16- O entendimento da não aplicação do artigo 1354.º do Código Civil ao acaso dos autos resulta numa decisão contrária ao que é o princípio assumido pela jurisprudência dos tribunais administrativos.

17- Se por um lado se tem entendido, e bem, que é da competência dos tribunais administrativos a fixação da delimitação administrativa das freguesias e municípios, é contraditório dizer que o tribunal não decide mantendo a delimitação de uma CAOP que é criada por uma figura administrativa e indicações dadas por um município e que, no caso, nunca mereceram concordância.

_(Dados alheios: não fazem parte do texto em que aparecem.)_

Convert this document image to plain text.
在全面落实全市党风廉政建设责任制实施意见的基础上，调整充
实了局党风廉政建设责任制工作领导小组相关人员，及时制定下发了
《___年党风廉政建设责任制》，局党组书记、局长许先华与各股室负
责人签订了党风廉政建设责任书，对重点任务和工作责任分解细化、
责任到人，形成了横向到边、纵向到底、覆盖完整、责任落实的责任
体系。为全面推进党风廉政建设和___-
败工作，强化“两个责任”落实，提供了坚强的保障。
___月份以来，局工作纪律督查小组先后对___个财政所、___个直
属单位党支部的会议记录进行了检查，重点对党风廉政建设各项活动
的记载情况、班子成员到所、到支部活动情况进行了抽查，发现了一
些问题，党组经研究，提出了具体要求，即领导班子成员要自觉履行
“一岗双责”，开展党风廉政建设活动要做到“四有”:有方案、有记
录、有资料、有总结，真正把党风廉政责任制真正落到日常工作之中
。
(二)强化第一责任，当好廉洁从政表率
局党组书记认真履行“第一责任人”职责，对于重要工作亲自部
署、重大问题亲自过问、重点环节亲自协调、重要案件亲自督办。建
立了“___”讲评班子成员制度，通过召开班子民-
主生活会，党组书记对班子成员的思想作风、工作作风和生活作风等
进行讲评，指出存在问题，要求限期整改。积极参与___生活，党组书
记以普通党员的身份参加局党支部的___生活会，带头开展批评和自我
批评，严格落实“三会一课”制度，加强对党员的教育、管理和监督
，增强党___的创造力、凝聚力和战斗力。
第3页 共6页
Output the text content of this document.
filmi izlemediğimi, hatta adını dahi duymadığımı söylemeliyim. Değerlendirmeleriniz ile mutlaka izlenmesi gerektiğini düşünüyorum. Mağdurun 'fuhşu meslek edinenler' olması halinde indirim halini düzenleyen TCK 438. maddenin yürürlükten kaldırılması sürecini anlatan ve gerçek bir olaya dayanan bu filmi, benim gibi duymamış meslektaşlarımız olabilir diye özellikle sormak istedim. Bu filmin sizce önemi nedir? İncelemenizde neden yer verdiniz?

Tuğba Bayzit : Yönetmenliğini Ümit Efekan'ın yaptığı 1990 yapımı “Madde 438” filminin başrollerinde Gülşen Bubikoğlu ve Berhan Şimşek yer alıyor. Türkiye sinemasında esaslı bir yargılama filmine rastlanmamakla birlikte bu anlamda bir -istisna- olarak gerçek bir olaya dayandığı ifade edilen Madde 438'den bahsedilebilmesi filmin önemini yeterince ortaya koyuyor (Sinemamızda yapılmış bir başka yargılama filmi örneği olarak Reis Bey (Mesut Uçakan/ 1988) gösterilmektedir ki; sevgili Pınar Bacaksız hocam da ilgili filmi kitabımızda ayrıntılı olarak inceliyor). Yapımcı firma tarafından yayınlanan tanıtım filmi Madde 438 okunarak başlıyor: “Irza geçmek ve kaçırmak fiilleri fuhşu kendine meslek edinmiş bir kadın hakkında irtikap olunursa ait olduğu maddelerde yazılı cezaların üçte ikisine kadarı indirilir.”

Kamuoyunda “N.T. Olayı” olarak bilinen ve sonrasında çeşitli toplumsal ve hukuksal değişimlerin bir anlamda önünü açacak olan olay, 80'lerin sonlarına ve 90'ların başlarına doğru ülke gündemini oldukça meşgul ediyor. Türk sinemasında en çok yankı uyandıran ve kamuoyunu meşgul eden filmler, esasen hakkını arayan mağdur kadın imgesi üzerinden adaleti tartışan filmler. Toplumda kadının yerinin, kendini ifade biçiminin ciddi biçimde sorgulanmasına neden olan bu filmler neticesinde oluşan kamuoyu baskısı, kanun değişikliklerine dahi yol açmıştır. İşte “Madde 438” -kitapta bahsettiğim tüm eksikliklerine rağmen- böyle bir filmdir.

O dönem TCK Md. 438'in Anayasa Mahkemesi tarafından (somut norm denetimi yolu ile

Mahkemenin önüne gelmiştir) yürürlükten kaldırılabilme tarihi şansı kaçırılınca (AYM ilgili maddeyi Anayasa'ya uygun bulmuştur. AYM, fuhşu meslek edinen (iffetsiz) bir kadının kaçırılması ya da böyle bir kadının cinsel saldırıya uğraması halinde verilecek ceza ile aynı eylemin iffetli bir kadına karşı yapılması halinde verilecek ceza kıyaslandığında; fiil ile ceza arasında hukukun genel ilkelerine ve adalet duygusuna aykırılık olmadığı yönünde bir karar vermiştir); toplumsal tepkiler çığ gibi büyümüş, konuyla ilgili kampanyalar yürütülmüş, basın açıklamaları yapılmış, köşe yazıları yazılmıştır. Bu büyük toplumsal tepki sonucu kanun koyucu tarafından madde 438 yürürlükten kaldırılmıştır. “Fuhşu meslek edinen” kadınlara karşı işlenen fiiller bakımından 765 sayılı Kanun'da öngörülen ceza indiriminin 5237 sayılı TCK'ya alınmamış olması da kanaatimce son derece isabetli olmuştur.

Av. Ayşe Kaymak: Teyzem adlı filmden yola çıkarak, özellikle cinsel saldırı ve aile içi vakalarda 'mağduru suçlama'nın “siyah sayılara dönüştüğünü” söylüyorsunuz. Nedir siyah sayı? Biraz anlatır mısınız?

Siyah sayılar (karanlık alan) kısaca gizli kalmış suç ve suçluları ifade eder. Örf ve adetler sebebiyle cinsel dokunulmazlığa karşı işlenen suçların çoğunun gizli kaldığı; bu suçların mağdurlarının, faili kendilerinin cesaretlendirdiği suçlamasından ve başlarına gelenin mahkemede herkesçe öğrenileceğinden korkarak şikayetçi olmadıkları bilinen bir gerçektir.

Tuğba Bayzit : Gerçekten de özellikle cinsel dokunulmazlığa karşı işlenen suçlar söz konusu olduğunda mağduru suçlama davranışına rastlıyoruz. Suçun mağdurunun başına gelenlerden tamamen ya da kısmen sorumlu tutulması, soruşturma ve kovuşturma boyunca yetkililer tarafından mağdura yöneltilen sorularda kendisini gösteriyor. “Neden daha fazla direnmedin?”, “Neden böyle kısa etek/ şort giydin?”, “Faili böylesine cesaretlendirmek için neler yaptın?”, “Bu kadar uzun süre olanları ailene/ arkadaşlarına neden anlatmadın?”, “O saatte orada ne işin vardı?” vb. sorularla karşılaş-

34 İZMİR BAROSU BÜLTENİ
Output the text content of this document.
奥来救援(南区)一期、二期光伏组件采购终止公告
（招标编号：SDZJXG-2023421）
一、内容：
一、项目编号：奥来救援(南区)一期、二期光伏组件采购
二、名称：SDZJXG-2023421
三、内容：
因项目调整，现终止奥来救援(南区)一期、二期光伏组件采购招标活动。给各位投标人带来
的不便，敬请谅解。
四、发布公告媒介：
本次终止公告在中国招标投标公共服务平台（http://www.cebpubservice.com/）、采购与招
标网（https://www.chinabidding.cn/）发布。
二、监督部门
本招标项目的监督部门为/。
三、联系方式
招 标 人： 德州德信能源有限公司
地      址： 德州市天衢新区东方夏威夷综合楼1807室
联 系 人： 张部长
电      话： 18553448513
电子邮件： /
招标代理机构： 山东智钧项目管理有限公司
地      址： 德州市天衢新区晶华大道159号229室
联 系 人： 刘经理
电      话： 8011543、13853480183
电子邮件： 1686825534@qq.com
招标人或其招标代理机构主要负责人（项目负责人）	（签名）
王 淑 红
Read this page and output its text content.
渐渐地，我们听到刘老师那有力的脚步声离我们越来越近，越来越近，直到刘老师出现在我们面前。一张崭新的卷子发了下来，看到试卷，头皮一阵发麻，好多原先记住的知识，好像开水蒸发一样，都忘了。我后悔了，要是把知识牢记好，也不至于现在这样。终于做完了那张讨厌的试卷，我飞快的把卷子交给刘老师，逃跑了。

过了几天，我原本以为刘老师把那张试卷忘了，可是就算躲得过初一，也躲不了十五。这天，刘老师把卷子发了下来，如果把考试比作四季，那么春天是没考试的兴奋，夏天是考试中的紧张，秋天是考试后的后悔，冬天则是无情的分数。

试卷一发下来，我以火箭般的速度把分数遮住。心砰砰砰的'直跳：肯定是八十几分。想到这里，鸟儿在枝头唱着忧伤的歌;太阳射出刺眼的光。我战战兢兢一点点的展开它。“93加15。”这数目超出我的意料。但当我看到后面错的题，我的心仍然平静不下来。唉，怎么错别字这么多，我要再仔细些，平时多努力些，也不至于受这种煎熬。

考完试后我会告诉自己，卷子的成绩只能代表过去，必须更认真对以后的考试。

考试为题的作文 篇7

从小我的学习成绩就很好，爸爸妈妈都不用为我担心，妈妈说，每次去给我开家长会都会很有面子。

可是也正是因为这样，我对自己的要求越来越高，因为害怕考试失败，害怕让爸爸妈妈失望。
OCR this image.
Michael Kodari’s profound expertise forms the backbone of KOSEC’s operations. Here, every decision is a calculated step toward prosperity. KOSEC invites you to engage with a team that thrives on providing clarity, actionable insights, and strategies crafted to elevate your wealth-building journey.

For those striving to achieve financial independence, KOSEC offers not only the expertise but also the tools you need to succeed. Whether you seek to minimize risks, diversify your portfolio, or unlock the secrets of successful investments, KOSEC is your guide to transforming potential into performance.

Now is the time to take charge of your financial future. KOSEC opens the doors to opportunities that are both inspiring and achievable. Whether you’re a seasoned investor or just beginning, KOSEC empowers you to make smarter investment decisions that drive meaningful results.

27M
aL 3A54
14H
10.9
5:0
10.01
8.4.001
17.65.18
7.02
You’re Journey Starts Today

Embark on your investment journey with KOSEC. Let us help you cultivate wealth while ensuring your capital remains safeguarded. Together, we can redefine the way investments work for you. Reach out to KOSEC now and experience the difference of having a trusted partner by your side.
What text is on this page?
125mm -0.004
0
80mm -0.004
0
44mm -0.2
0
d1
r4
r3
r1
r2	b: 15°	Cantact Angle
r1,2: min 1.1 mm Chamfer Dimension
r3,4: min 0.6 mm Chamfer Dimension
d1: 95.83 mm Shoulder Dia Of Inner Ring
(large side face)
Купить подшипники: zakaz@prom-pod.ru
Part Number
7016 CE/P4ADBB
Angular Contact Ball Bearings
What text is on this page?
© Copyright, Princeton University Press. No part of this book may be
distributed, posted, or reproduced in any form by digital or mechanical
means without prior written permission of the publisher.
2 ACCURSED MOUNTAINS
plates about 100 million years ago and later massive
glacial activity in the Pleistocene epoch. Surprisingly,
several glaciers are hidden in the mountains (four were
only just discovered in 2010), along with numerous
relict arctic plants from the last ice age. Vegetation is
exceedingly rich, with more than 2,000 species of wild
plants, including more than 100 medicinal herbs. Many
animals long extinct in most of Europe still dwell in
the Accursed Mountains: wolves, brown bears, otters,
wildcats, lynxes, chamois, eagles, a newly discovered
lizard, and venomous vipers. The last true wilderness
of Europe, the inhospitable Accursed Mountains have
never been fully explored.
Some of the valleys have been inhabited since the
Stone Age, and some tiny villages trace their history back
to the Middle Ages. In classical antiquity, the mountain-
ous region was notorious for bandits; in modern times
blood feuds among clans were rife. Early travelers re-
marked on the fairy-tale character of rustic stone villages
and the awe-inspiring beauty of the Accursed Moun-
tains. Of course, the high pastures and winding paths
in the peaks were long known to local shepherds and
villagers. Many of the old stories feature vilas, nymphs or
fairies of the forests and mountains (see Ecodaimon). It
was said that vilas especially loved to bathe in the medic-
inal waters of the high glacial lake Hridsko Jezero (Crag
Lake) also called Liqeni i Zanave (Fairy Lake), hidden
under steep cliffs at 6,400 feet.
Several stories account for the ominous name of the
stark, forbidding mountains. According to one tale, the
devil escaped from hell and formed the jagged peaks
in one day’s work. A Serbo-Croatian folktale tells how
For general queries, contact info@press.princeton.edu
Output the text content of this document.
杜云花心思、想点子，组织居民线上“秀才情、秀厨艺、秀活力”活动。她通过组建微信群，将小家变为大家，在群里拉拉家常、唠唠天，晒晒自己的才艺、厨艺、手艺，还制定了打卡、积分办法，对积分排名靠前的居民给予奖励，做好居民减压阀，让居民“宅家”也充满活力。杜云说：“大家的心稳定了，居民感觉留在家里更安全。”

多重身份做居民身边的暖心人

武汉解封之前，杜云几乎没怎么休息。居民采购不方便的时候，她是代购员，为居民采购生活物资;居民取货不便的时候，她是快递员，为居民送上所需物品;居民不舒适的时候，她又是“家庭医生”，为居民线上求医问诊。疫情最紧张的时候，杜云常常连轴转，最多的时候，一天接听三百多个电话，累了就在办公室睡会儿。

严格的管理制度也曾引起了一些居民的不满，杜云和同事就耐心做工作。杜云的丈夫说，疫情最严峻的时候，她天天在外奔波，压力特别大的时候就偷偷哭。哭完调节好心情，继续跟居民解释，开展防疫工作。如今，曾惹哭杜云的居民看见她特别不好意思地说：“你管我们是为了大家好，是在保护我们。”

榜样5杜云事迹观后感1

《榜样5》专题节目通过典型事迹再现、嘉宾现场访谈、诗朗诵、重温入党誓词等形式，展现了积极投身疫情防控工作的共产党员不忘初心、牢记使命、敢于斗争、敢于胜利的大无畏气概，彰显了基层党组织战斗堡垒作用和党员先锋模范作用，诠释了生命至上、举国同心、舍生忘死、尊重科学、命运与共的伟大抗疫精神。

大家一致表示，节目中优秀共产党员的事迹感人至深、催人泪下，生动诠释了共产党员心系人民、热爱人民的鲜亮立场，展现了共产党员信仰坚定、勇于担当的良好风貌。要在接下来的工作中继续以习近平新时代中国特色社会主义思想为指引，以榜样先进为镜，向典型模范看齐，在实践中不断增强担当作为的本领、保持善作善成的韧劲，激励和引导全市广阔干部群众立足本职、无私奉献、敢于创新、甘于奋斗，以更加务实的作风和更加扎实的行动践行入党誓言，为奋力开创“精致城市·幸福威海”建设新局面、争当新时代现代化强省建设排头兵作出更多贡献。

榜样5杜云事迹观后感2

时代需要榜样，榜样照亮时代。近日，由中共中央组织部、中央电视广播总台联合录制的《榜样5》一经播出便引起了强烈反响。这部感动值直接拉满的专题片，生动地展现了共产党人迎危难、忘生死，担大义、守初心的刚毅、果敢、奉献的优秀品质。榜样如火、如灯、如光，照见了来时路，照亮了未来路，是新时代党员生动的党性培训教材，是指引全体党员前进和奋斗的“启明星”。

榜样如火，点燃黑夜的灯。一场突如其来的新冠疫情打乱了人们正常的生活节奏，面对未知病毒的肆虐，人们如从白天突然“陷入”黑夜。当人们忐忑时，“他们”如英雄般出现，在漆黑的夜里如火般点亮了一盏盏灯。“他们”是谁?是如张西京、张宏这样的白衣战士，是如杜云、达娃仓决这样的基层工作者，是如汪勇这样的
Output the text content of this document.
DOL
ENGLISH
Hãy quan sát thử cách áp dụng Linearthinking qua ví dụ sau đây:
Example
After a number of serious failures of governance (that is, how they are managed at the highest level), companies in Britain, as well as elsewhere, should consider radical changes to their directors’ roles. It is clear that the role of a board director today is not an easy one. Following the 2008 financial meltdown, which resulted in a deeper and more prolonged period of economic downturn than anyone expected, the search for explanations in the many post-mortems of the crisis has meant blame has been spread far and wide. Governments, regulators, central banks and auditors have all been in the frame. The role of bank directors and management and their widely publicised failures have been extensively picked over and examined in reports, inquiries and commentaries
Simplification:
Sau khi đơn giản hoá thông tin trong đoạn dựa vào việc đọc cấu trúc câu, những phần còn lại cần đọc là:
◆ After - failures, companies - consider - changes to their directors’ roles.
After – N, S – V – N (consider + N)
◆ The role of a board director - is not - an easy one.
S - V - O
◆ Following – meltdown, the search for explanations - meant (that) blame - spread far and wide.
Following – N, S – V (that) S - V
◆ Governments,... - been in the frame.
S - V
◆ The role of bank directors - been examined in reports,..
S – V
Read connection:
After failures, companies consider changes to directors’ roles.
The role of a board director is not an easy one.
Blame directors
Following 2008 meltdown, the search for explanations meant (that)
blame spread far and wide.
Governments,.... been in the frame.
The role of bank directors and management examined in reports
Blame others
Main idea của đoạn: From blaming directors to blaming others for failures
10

18- Como supra alegado, a decisão do tribunal “a quo” representa uma demissão deste da sua função decisora quanto à delimitação, a qual tem que ser devidamente fundamentada e alicerçada em factos históricos, documentos e testemunhos.

19- Caso contrário, tal demissão de função decisora resulta em rendição à delimitação feita pela autoridade administrativa e município.

20- Ora, a não aplicação ao caso dos autos da citada norma do Código Civil conduz a uma justiça “ad hoc” e cerceada de fundamentação factual e sem que para tal encontre sequer suporte na legislação em vigor.

21- Como se afirma supra, mal se compreenderia que a regra da demarcação substancial do direito público fosse distinta do direito privado e mais ainda que aquela não tivesse acolhimento normativo.

22- Aliás, mais flagrante o seria no caso dos autos, uma vez que a delimitação/demarcação das fronteiras entre Autora e Ré não emana de nenhum diploma da Assembleia da República.

23- Assim, a concluir-se que da prova carreada para os Autos pela Ré, designadamente dos documentos n.º ... a ... da Contestação, não existem elementos que confirmem que os limites entre as duas freguesias são os constantes da CAOP, outro critério não pode o Tribunal usar na sua decisão que o artigo 1354.º do Código Civil.

24- É sabido que a CAOP ora em discussão nos autos é da autoria da Direcção Geral do Território sendo que esta foi criada pela Lei orgânica, aprovada a coberto do Decreto-Lei n.º 7/2012, de 17 de janeiro.

25 - Pelo que sendo a lei do conhecimento oficioso e considerando que a CAOP junta pela Ré é desprovida de qualquer suporte científico que firme a razões que levaram ao traçado elaborado, não pode o tribunal “a quo” pura e simplesmente concluir que esse documento é exacto, rigoroso e verdadeiro, e daí dar como provado que é esse o limite que deve vigorar.

26- Por outro lado, não tendo havido alteração dos limites legais do território da Autora, não pode ser outra pessoa coletiva territorial pública (outra Freguesia) a ter jurisdição sobre aquela área geográfica.

27- Pelo que faz o tribunal “a quo” não só uma errada interpretação da prova, impondo-se assim a apreciação da prova gravada, como faz uma errada aplicção do direito.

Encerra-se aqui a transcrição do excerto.